Formation of surface structure by the SPI2‐encoded T3SS
Based on previous observations on the secretion by the SPI2‐T3SS, we set out to investigate the localization of secreted SPI2 proteins in more detail using high‐resolution field emission scanning electron microscopy (FESEM) and immunofluorescence microscopy. S. Typhimurium wild type (WT) and an SPI2 null mutant strain (ssaV) were grown under conditions inducing expression of the SPI2‐T3SS (PCN‐P, pH 7.4), or both expression and secretion (PCN‐P, pH 5.8, or F media, pH 5.0), and bacteria were analyzed by FESEM (Figure 1). After growth in minimal media at neutral pH, long polar structures with a rigid appearance were frequently observed on the surface of Salmonella WT and ssaV strains. These structures resembled long polar fimbriae (Bäumler and Heffron, 1995). In addition, thin, long and flexible structures were detected that represent flagella. Both of these long surface structures were absent if bacteria were grown in minimal media at acidic pH under conditions that induced T3SS secretion.
In contrast, surface structures with irregular appearance were detected (arrows) on the surface of WT S. Typhimurium grown at acidic pH (PCN‐P, pH 5.8). These structures were never observed on bacteria grown at neutral pH, or in acidic minimal media that did not induce SPI2 expression. The SPI2 null mutant strain also did not express such surface structures. The SPI2‐dependent appendages were mainly observed at one pole of the cell and most bacteria possessed only a single appendage.

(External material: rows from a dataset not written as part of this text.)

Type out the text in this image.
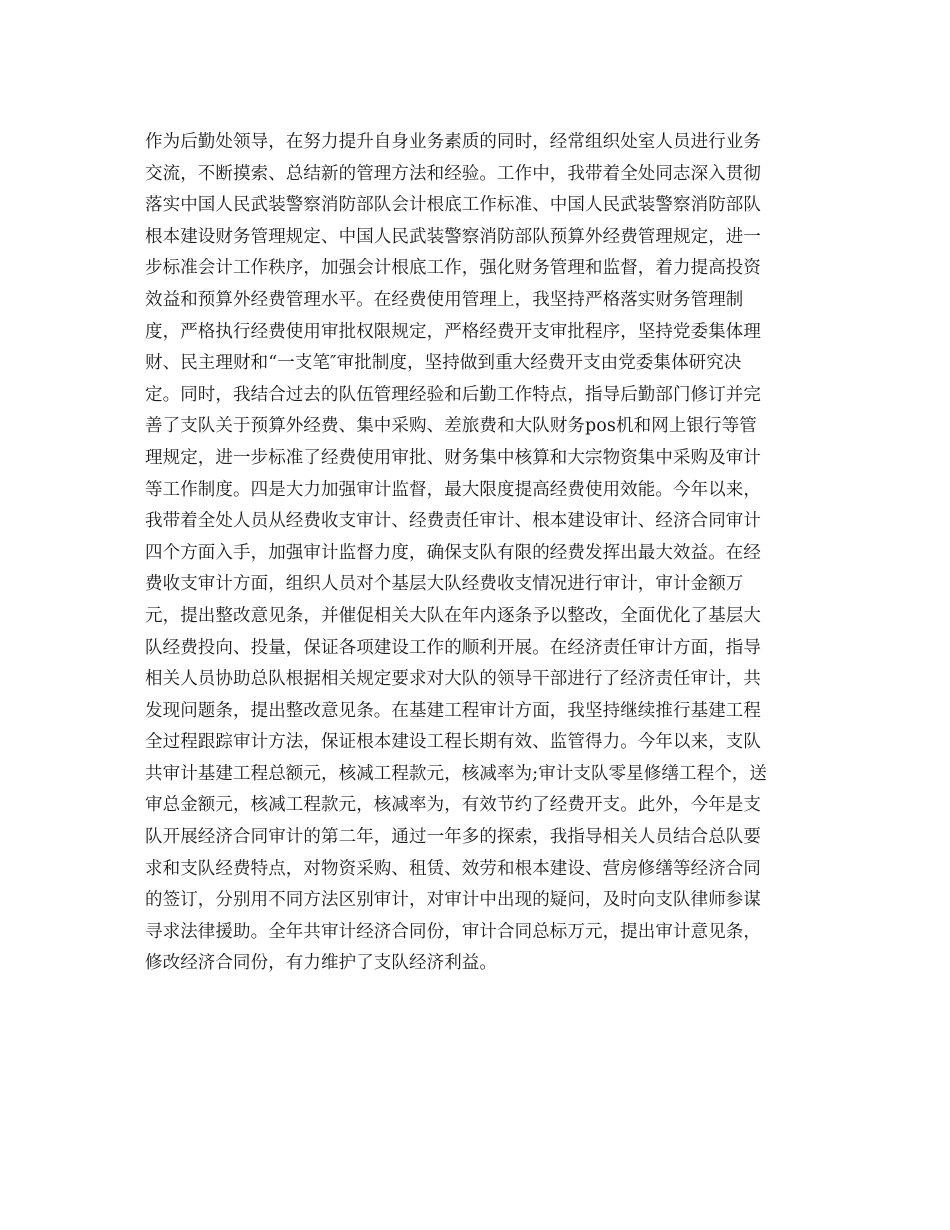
作为后勤处领导，在努力提升自身业务素质的同时，经常组织处室人员进行业务
交流，不断摸索、总结新的管理方法和经验。工作中，我带着全处同志深入贯彻
落实中国人民武装警察消防部队会计根底工作标准、中国人民武装警察消防部队
根本建设财务管理规定、中国人民武装警察消防部队预算外经费管理规定，进一
步标准会计工作秩序，加强会计根底工作，强化财务管理和监督，着力提高投资
效益和预算外经费管理水平。在经费使用管理上，我坚持严格落实财务管理制
度，严格执行经费使用审批权限规定，严格经费开支审批程序，坚持党委集体理
财、民主理财和“一支笔″审批制度，坚持做到重大经费开支由党委集体研究决
定。同时，我结合过去的队伍管理经验和后勤工作特点，指导后勤部门修订并完
善了支队关于预算外经费、集中采购、差旅费和大队财务pos机和网上银行等管
理规定，进一步标准了经费使用审批、财务集中核算和大宗物资集中采购及审计
等工作制度。四是大力加强审计监督，最大限度提高经费使用效能。今年以来，
我带着全处人员从经费收支审计、经费责任审计、根本建设审计、经济合同审计
四个方面入手，加强审计监督力度，确保支队有限的经费发挥出最大效益。在经
费收支审计方面，组织人员对个基层大队经费收支情况进行审计，审计金额万
元，提出整改意见条，并催促相关大队在年内逐条予以整改，全面优化了基层大
队经费投向、投量，保证各项建设工作的顺利开展。在经济责任审计方面，指导
相关人员协助总队根据相关规定要求对大队的领导干部进行了经济责任审计，共
发现问题条，提出整改意见条。在基建工程审计方面，我坚持继续推行基建工程
全过程跟踪审计方法，保证根本建设工程长期有效、监管得力。今年以来，支队
共审计基建工程总额元，核减工程款元，核减率为;审计支队零星修缮工程个，送
审总金额元，核减工程款元，核减率为，有效节约了经费开支。此外，今年是支
队开展经济合同审计的第二年，通过一年多的探索，我指导相关人员结合总队要
求和支队经费特点，对物资采购、租赁、效劳和根本建设、营房修缮等经济合同
的签订，分别用不同方法区别审计，对审计中出现的疑问，及时向支队律师参谋
寻求法律援助。全年共审计经济合同份，审计合同总标万元，提出审计意见条，
修改经济合同份，有力维护了支队经济利益。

We next analyzed the effect of mutations in genes encoding various T3SS components on the formation of these appendages (Figure 2). Strains with null mutations in the SPI1‐encoded T3SS developed appendages that were indistinguishable from those of the WT strain (data not shown). In contrast, appendages were not detected on the surface of mutant strains deficient in the SPI2‐encoded regulatory system SsrAB or in ssaC, encoding another structural component of the SPI2‐T3SS (not shown).

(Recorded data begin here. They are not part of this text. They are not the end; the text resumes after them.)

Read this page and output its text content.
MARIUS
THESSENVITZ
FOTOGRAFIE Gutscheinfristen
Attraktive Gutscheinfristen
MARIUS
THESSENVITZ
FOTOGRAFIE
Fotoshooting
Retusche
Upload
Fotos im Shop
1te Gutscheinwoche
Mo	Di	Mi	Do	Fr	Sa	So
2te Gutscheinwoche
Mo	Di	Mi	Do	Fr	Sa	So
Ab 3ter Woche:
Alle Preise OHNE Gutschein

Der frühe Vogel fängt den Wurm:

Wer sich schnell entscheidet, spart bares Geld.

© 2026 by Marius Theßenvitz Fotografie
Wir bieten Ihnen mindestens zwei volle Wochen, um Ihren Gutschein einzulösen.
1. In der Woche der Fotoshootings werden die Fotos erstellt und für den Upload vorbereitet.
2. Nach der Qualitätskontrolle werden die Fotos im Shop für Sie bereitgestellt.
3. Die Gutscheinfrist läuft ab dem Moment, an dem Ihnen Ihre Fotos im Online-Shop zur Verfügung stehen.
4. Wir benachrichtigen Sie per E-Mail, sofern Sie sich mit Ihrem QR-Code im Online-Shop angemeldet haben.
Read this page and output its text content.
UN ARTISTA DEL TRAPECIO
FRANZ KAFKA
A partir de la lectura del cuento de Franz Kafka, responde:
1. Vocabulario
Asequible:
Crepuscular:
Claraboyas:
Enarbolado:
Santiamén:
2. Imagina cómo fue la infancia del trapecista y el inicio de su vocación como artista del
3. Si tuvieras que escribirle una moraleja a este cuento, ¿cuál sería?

SseB, SseC and SseD have been identified as secreted proteins with translocon functions for the SPI2‐T3SS (Nikolaus et al, 2001). SseB shares similarity with EspA, the structural component of the EPEC filament, SseD has limited sequence similarity to EspB and SseC is a member of the YopB family of translocon proteins involved in pore formation in the target membrane (Hensel et al, 1998). SseF and SseG are SPI2‐encoded translocated effector proteins (Kuhle and Hensel, 2002). Mutations in sseC, sseD, sseF or sseG had no detectable effect on the morphology or frequency of surface structures. Surface structures were also formed by the sseB strain, but these had a rather regular appearance. Complementation of the sseB strain by plasmid‐borne sseB restored the formation of appendages with an irregular appearance. SPI2 genes ssaG, ssaH and ssaI encode small proteins of 7.9, 8.1 and 9.0 kDa, respectively, with unknown functions. SsaG has low sequence similarity to EscF of EPEC and Citrobacter rodentium. Strains deleted in ssaG, ssaH or ssaI had a strong defect in intracellular replication and were unable to translocate effector proteins (Supplementary Figure 1). FESEM analyses indicated the absence of surface structures for the ssaG, ssaH and ssaI strain (Figure 2C). The ssaG and ssaI strains, but not the ssaH strain, could be complemented by a plasmid expressing ssaGHI. These observations indicate that translocon proteins SseB, SseC or SseD are not required for appendage formation but suggest a function for SsaG, SsaH and SsaI in the formation of a functional T3SS and of surface structures.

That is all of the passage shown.